Altını ıslatma ilgili
Halk arasında gece işemesi olarak bilinen, tıbbi adıyla Enürezis Nokturna dünyada olduğu gibi Türkiyede de sık görülen bir sorundur
Enürezis’den bahsedebilmek için idrar kaçırma sıklığının ardı arda gelen 3 ayda haftada 2 kereden fazla olması veya idrar kaçırmanın sıkıntı verici ya da işlevselliği (örn. okulda) bozucu etkilerinin olması gereklidir.
İdrar kaçırma sadece gündüzleri de olabilir (Enürezis Diürna). Bir de hem gece hem gündüz olan tipi vardır.
Enüretik çocukların %80’i mesane kontrollerini hiç kazanmamışlardır, bir başka deyişle bebekliklerinden beri idrar kaçırmaktadırlar (Birincil EN). Kalan %20’si ise idrar kaçırma sorunlarının olmadığı bir dönem (en az 1 yıl) sonrasında idrar kaçırmaya başlarlar (İkincil EN).
“Yatak ıslatan çocuklara (enuretikler) hiçbir tedavi uygulanmasa dahi, yılda yaklaşık %15’i kendiliğinden iyileşir ve kuru kalır. 18-64 yaş arası sağlıklı erişkinlerin %0.5’i düzenli olarak yataklarını ıslatırlar. Dolayısıyla enurezis, sınırlı ölçüde de olsa erişkin popülasyonu da ilgilendiren bir sağlık problemi, aynı zamanda bir toplumsal problemdir.
Bu gün modern ürolojide kabul edilen tanıma göre “enurezis nokturna”, beş yaşın üzerindeki çocukların uykuda yatağını ıslatması durumudur. Bunların %75-80’i bebeklikten beri sürekli yatak ıslatan ( primer) grup olup, %20-25’i ise arada en az 6 aylık kuru bir dönem geçirdikten sonra tekrar yatak ıslatan ( sekonder ) çocuklardır.
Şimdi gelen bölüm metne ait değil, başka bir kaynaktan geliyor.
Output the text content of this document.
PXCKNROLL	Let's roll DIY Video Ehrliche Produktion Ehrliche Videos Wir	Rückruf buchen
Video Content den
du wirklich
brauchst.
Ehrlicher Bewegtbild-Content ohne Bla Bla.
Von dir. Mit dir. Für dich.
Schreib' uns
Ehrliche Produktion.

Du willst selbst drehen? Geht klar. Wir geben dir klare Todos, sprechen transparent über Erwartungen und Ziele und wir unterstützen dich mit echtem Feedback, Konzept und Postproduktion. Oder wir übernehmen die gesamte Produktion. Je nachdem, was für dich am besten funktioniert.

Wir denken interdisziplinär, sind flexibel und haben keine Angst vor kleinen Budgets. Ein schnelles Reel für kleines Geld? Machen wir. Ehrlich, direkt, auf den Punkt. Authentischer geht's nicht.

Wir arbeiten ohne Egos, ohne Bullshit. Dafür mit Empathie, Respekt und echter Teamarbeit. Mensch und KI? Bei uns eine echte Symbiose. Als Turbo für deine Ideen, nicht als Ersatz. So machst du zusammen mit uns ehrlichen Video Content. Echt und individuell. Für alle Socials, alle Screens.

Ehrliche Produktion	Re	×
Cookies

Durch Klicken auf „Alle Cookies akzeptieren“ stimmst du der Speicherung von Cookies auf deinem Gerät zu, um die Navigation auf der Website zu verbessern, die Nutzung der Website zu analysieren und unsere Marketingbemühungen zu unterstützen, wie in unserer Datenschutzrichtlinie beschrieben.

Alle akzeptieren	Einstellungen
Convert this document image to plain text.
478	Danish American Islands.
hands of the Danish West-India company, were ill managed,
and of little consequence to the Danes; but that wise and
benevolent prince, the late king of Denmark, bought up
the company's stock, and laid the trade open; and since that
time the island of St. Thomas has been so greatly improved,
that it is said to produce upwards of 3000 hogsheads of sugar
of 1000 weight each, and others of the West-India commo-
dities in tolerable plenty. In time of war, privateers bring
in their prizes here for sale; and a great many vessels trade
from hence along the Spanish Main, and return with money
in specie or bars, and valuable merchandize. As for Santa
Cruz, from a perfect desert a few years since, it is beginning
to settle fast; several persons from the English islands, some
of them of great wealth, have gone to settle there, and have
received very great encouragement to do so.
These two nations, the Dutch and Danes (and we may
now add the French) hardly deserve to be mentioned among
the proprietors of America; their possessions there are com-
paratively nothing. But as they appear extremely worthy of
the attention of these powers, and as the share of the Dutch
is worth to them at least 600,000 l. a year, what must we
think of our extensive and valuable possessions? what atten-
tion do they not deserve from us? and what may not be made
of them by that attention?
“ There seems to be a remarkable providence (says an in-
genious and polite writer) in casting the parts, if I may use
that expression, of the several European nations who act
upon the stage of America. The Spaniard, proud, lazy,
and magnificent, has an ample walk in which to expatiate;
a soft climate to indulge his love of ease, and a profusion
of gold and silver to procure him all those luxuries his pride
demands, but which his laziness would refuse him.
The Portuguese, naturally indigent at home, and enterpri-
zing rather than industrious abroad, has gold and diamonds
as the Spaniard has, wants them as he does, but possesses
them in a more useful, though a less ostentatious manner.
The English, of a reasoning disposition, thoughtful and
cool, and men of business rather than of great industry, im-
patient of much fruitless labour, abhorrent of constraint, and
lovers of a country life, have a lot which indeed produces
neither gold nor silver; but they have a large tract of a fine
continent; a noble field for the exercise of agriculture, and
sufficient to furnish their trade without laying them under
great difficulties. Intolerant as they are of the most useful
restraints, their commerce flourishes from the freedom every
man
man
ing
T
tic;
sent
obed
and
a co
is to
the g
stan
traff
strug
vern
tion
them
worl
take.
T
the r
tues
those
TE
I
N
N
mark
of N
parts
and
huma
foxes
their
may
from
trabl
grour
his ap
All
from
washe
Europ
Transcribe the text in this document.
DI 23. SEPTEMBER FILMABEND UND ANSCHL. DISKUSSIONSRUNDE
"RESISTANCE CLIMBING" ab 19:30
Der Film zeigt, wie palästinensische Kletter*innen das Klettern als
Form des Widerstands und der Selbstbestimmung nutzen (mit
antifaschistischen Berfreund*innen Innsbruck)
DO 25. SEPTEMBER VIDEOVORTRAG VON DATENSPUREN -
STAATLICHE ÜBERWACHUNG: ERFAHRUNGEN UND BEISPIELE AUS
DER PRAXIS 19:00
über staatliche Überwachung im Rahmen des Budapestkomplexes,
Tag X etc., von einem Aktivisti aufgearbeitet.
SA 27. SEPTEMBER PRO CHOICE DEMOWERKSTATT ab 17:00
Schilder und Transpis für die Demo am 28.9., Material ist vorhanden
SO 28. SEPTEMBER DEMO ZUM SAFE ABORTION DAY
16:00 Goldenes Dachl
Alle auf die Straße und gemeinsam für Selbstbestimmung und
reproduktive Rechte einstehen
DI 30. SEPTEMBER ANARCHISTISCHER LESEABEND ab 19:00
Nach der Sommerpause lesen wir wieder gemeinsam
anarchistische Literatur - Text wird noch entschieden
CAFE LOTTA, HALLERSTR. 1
Yatak ıslatmanın sebeplerine bakıldığında, bu konudaki yaygın görüşler arasında şunları sayabiliriz:
- Genetik: Anne, baba, her ikisi veya kardeşlerde enurezis olması
- Enüretik çocukların birinci derece yakınlarında küçükken idrar kaçırma oran 75’dir. Ayrıca, bu çocuklarda mesane kapasitesinin düşük olduğu ; gece idrarın azalmasını sağlayan hormonun bu çocuklarda normal düzeyine geç ulaştığı gibi araştırma sonuçları da vardır.
- Merkezi sinir sisteminde olgunlaşmanın gecikmesi sonucu, uykuda idrar kesesi kasılmalarının baskılanamaması
- Uyanma bozukluğu: Uykuda dolu mesanenin algılanıp uyanılmasında güçlük
- Normal bireylerde gece boyunca böbreklerden idrar yapımını azaltan bir hormonun (ADH), enüretiklerde yetersiz salgılanıp, uyku sırasındaki idrar miktarının artması
- Sınırlı bir kısım olguda ise psikolojik faktörler. Bir de psikososyal etkenlerin çok önemli olduğu durumlar söz konusudur. Özellikle ikincil EN’sı olan çocuklarda idrar kaçırmanın zorlu yaşam olayları (kardeş doğumu, okula başlama, taşınma, hastaneye yatma, anne babanın boşanması, anne ya da babanın bir nedenle uzaklaşması gibi) sonrasında başlayabildiği görülmektedir.
Tedavi:
Tedavide ilk ve en önemli adım, çocuğun tedaviye motive edilmesidir. Bu amaçla, çocukla sıcak bir ilişki kurulması, ailenin anlayış ve desteğinin sağlanması, problemin mutlaka çözüleceğine dair güven vermek ve suçluluk duygusunu gidermek çok önemlidir.
Akupunktur düz kasların çalışması üzerine etki ederek ve Serotonin salgılatarak tedavi eder. 15 yaş altı hastalarda 7 ila 15 seanslık bir tedavi programı sonuç aldırır.
20 ve üstü yaş gruplarda 20-30 seanslık tedavi gereklidir.
Spinabifida varsa enurezis nokturna akupunkturla tedavi olmaz.